The two guys next to me laughed, and got the attention of RB Ahmad Bradshaw, who came over to give them a quick greeting. As it turned out, my friendly happy neighbors were Bradshaw’s cousin and BFF… more people in the clubhouse who didn’t personally pay their way in. This was starting to feel like the airline business felt when I learned that most people are non-revenue jumpseating friends or family of crew of that or an affiliated airline.

This was great! Instead of killing my remaining voice shouting to the bench, I told Bradshaw’s cousin in conversational tone to tell Bradshaw to tell Coughlin to start running the two-minute drill in non-two minute situations because the offense is so good at it.

As the Giants started to play like the hungry, talented team they should be all the time, with an offense that magically committed zero turnovers and a defense that remembered how great sacks and forced fumbles are for the cause, I progressed into a side conversation reiterating my benefit to NFL players as the Director of Logic and Reasoning, a position Roger Goodell is crazy not to create for me.

Bradshaw’s BFF informed me that there is corruption within the chauffeur service provided by the NFL to players to keep them from drinking and driving. Apparently, some drivers or people within the organization tip off cohorts to where they are going when with what players, causing planned robberies.

“What are they being robbed of?” I innocently asked.

“Their stacks.”

“How much cash are these guys carrying?”

“A few grand.”

“What? Why? Who carries that much cash? Um, credit cards people!” My planned lecture series was going to need to allot for a credit over debit or cash segment.

“But your wife can see if you’re out on the town if you charge everything.”

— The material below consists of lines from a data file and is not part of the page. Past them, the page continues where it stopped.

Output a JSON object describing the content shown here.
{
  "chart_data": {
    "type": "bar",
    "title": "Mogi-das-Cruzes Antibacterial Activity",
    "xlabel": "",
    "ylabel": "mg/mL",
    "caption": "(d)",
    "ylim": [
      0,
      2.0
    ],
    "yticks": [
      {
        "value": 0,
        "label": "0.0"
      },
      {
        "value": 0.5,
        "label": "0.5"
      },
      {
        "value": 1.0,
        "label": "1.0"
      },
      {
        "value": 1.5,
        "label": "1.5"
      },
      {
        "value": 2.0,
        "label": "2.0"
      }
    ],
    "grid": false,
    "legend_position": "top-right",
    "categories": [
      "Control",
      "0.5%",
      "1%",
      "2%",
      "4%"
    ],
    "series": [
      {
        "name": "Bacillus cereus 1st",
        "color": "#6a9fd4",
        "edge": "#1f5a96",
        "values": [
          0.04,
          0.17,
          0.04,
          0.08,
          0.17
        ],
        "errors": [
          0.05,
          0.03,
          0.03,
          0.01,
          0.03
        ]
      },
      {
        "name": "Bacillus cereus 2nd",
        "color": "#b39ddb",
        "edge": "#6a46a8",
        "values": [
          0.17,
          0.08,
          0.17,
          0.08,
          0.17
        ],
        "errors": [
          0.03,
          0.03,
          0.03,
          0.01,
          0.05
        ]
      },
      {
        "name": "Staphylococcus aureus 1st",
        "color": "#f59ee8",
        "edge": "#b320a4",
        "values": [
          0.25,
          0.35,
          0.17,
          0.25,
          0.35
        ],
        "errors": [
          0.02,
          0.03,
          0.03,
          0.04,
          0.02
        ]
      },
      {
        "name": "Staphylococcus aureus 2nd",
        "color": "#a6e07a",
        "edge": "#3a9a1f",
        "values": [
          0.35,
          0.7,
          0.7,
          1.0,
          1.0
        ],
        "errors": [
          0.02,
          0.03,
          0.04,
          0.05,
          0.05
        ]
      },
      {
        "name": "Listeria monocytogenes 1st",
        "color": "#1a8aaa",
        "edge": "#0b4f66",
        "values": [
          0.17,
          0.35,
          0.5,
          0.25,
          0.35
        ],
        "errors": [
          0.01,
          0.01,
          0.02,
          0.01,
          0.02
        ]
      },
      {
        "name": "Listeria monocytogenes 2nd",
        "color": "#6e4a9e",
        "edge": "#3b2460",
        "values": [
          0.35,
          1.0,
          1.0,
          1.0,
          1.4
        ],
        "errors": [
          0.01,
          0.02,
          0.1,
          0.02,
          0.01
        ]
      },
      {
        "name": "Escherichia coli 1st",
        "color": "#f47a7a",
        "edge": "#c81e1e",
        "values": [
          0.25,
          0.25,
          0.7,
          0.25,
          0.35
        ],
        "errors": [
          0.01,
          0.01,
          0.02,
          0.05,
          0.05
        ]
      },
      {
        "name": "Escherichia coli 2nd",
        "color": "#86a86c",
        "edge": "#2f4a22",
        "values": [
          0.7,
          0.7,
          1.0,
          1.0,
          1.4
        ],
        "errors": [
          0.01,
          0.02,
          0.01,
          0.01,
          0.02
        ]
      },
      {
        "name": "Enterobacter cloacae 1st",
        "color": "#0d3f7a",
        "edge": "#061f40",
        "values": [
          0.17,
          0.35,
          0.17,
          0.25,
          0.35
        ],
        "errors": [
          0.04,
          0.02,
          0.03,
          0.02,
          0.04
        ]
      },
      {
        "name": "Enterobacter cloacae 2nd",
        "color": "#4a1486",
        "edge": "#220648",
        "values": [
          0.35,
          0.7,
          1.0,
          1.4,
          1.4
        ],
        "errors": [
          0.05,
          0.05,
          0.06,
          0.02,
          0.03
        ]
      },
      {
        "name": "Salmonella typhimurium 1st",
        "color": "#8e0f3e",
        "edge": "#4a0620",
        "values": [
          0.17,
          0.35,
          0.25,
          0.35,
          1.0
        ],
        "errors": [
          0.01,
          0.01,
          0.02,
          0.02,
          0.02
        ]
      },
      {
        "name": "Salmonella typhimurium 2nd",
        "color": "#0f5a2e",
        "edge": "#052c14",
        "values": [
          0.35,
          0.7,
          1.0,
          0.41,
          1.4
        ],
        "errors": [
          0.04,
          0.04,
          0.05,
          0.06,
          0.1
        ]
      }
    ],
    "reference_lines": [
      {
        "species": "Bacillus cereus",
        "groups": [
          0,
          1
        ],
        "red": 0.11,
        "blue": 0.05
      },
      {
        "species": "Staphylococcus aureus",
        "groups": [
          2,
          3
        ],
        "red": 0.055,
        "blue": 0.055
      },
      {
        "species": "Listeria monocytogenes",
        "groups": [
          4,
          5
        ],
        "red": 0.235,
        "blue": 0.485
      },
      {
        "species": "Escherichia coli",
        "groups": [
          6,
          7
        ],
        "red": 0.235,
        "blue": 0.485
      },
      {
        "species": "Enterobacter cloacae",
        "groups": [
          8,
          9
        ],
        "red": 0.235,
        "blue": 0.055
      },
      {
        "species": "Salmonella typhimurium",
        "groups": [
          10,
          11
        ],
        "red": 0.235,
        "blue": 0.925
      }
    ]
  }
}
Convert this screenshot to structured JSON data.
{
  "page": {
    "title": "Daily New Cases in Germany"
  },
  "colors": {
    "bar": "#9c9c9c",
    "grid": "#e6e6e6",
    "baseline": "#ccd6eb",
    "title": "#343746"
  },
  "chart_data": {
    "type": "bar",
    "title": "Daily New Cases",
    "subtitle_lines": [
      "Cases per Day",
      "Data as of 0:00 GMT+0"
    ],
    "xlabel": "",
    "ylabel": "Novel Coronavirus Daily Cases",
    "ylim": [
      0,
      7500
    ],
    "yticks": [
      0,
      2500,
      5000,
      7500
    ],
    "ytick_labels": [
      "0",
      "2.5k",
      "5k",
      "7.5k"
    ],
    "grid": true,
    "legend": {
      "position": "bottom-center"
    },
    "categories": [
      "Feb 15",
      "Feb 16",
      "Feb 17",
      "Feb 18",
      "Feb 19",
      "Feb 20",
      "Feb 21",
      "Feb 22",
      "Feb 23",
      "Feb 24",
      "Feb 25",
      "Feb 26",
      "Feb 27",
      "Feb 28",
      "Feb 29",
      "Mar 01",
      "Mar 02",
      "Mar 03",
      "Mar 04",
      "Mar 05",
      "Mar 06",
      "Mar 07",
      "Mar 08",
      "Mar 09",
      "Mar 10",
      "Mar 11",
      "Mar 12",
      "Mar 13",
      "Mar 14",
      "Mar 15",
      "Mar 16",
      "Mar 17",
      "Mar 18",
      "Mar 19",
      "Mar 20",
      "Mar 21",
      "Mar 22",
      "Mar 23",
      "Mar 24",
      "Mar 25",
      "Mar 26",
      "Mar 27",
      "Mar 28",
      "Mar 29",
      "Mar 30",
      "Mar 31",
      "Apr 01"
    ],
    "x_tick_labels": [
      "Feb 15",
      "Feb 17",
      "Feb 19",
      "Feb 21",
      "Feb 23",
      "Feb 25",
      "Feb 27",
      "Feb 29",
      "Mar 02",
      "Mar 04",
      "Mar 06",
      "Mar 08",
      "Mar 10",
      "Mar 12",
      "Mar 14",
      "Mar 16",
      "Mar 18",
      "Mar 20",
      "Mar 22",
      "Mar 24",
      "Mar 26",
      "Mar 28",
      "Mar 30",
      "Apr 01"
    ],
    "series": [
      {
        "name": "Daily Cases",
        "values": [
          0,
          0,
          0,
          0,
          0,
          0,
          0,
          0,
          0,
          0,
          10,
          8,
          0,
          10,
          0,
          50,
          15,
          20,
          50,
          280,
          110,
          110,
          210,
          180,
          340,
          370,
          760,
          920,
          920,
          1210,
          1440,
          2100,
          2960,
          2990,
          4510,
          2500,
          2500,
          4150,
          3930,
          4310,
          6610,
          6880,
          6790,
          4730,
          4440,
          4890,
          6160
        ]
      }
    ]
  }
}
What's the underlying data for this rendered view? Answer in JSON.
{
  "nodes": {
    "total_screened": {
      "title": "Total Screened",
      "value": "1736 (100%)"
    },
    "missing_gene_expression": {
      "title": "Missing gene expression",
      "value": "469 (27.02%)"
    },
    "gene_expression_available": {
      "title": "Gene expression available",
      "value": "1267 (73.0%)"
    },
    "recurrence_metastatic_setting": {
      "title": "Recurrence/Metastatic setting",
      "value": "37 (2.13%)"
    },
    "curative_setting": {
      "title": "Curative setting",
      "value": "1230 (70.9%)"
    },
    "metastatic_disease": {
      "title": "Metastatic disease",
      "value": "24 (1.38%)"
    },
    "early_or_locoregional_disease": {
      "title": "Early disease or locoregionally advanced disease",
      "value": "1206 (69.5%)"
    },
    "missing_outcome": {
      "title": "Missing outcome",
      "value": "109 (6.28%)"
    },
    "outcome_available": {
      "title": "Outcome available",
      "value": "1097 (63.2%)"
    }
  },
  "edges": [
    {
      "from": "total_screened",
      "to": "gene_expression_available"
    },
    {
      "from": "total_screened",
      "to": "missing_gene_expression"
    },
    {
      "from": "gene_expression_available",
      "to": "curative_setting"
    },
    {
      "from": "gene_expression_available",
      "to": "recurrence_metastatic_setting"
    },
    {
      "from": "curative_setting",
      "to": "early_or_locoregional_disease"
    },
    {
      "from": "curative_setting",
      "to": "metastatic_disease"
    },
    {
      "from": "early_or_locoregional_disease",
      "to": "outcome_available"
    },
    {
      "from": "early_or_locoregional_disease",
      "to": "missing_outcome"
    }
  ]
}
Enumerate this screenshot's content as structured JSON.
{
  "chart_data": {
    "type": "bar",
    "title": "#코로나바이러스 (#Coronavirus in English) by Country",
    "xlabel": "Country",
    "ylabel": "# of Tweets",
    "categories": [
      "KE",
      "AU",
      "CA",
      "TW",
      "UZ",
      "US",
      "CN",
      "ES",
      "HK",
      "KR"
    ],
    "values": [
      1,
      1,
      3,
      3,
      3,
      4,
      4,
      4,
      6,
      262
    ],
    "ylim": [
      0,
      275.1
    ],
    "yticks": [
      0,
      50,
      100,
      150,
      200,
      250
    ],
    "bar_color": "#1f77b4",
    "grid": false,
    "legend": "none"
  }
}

That’s the concern! I broke it down to three simple reasons why that train of thought should be derailed:

  1. Go paperless and change your password. She doesn’t have to know.
  2. Don’t get married if you wanna go out and exploit your fame/wealth/athletic body. Just be sure to use your own condoms because most of these chicks are more than willing to be on the NFL baby Daddy child support scholarship.
  3. Make an arrangement with the wife. Gene Simmons’ open relationship has worked for over 25 years.

With this newfound information, I will be drafting a resubmission of my request to the NFL to work as their Director of Don’t Mess This Up, a Slap Some Sense into Players production.

The goal of my lecture series is to turn around player behavior the way Justin Tuck turned the Giants around at halftime.